Di balik kilatan baja merah membara, hot rolling mill menyemburkan campuran berat mill scale (oksida besi/Fe), minyak/hidrolik, dan padatan halus ke sirkuit air pendingin. Pabrik yang efisien menanganinya dengan sirkuit tertutup (closed-loop) yang memisahkan air “kontak” (menyentuh strip panas) dari “non‑kontak” (pendinginan mesin/penukar panas), lalu memurnikannya berulang melalui scale pit, pemisah minyak, dan filtrasi sebelum dipakai lagi (ResearchGate).
Di loop kontak, semprotan bertekanan tinggi mendinginkan strip sekaligus menggelontor scale; aliran baliknya turun gravitasi ke scale pit (bak pengendapan awal). Praktik ini sudah baku di hot mill dan terdokumentasi luas lintas fasilitas (EPA) (ResearchGate). Kedua loop membuang “blowdown” seperlunya untuk menahan akumulasi garam, sementara >90% air diresirkulasikan; kebutuhan air baku turun jadi hanya beberapa m³ per ton baja (ResearchGate) (MDPI) (IWA Publishing).
Arsitektur loop kontak dan non‑kontak
Desain standar memisahkan loop kontak (semprotan pendingin/penyemprot descaling) dan non‑kontak (pendinginan mesin/lubrikasi) dengan penanganan berbeda (ResearchGate). Air loop kontak melewati scale pit untuk mengendapkan scale berat, lalu tahap pemisahan minyak; loop non‑kontak bersirkulasi melalui penukar panas dan menara pendingin terbuka dengan blowdown minimal (MDPI).
Scale pit berfungsi sebagai sedimentasi awal di mana scale (padatan berat) turun dalam kondisi tenang. Studi EPA menunjukkan hot mill mengalirkan air kembali ke bak ini; proporsi scale sendiri lazimnya sekitar ~3% dari output pabrik berdasarkan berat, meskipun bervariasi antar pabrik (EPA). Pada limpasan dari scale pit, pemisahan minyak kontinu/semikontinu diperlukan untuk mengangkat pelumas/hidrolik yang mengapung (EPA). Unit oil‑water separator modern (mis. tipe pelat bergelombang) lazim ditempatkan sedekat mungkin ke sumber.
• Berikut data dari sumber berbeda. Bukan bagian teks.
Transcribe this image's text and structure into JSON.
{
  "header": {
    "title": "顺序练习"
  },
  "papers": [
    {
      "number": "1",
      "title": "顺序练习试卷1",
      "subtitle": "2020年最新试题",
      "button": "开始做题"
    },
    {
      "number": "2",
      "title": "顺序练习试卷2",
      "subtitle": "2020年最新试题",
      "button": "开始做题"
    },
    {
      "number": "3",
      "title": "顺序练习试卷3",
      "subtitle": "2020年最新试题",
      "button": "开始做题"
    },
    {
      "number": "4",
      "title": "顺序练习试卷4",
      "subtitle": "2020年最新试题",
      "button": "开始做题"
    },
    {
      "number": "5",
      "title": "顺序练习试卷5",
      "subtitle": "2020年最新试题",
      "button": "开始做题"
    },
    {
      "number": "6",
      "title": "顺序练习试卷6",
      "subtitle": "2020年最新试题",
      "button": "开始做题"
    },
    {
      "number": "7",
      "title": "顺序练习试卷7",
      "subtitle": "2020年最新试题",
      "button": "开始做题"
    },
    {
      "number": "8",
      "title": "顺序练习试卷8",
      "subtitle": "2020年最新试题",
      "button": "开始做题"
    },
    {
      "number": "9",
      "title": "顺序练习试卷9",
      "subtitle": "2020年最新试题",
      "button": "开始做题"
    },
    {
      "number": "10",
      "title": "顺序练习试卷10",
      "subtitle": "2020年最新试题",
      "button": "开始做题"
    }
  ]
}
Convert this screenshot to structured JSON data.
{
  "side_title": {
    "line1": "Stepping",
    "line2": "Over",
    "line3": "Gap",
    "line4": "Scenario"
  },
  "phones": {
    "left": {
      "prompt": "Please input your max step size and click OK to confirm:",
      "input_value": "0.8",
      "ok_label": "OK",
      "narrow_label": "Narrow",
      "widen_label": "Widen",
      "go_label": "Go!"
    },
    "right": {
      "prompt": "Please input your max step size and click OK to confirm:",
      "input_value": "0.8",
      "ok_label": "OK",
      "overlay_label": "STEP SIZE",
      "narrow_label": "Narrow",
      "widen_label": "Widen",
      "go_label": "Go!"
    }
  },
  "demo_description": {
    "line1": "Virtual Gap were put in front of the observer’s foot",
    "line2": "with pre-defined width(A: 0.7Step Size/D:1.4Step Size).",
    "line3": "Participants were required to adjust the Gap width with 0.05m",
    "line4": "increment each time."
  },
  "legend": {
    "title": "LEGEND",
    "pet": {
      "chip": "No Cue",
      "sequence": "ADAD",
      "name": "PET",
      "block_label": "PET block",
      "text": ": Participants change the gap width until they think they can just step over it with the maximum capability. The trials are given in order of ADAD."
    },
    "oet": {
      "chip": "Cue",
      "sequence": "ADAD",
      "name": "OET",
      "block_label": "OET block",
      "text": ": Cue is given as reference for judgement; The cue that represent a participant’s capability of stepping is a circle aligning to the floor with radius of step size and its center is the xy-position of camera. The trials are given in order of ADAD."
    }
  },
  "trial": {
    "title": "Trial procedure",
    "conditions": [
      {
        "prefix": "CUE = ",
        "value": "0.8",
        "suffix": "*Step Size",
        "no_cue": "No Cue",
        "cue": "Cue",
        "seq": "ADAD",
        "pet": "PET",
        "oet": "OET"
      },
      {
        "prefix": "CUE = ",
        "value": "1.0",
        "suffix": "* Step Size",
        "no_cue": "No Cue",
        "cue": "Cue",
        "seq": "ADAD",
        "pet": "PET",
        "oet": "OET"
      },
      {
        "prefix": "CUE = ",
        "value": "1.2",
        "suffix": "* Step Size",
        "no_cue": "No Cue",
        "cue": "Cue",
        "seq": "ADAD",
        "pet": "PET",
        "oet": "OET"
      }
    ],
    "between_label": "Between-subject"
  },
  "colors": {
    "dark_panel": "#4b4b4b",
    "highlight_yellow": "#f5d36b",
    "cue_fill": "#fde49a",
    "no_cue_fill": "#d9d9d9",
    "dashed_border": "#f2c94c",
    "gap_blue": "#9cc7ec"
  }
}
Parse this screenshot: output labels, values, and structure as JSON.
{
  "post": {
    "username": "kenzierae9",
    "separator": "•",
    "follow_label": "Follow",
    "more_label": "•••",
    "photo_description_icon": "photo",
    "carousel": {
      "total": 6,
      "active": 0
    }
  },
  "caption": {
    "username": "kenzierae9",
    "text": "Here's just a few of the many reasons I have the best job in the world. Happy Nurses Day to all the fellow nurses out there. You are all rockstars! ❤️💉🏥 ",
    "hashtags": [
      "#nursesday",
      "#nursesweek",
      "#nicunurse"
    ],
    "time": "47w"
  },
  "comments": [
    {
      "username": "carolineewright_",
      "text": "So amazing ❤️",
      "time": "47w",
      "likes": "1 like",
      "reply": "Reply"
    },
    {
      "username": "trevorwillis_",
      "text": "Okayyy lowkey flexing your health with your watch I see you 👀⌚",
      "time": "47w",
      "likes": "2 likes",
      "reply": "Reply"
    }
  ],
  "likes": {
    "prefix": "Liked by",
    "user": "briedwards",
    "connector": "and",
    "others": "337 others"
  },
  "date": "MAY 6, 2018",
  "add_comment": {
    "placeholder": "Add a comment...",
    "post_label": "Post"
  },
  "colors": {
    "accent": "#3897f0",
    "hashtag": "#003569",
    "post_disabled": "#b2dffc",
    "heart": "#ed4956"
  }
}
Pengendapan scale dan pemisahan minyak
Setelah scale pit, air umumnya melalui satu atau lebih clarifier/decanter untuk menurunkan TSS (padatan tersuspensi) sebelum tahap berikutnya (ResearchGate) (EPA). Di titik ini, skimming minyak otomatis menjaga agar pelumas tidak bersirkulasi. Desain dari perusahaan seperti ArcelorMittal menekankan bahwa mill scale kaya Fe (>70% Fe) bernilai sebagai produk samping, namun scale yang terkontaminasi minyak tidak bisa dipakai ulang (TREA patent). Satu paten terbaru mencatat scale berminyak memicu kebakaran baghouse yang mahal dan berujung pembuangan ke landfill, sedangkan scale bersih mendapat premi harga (~$20/ton lebih tinggi) untuk reuse (TREA patent).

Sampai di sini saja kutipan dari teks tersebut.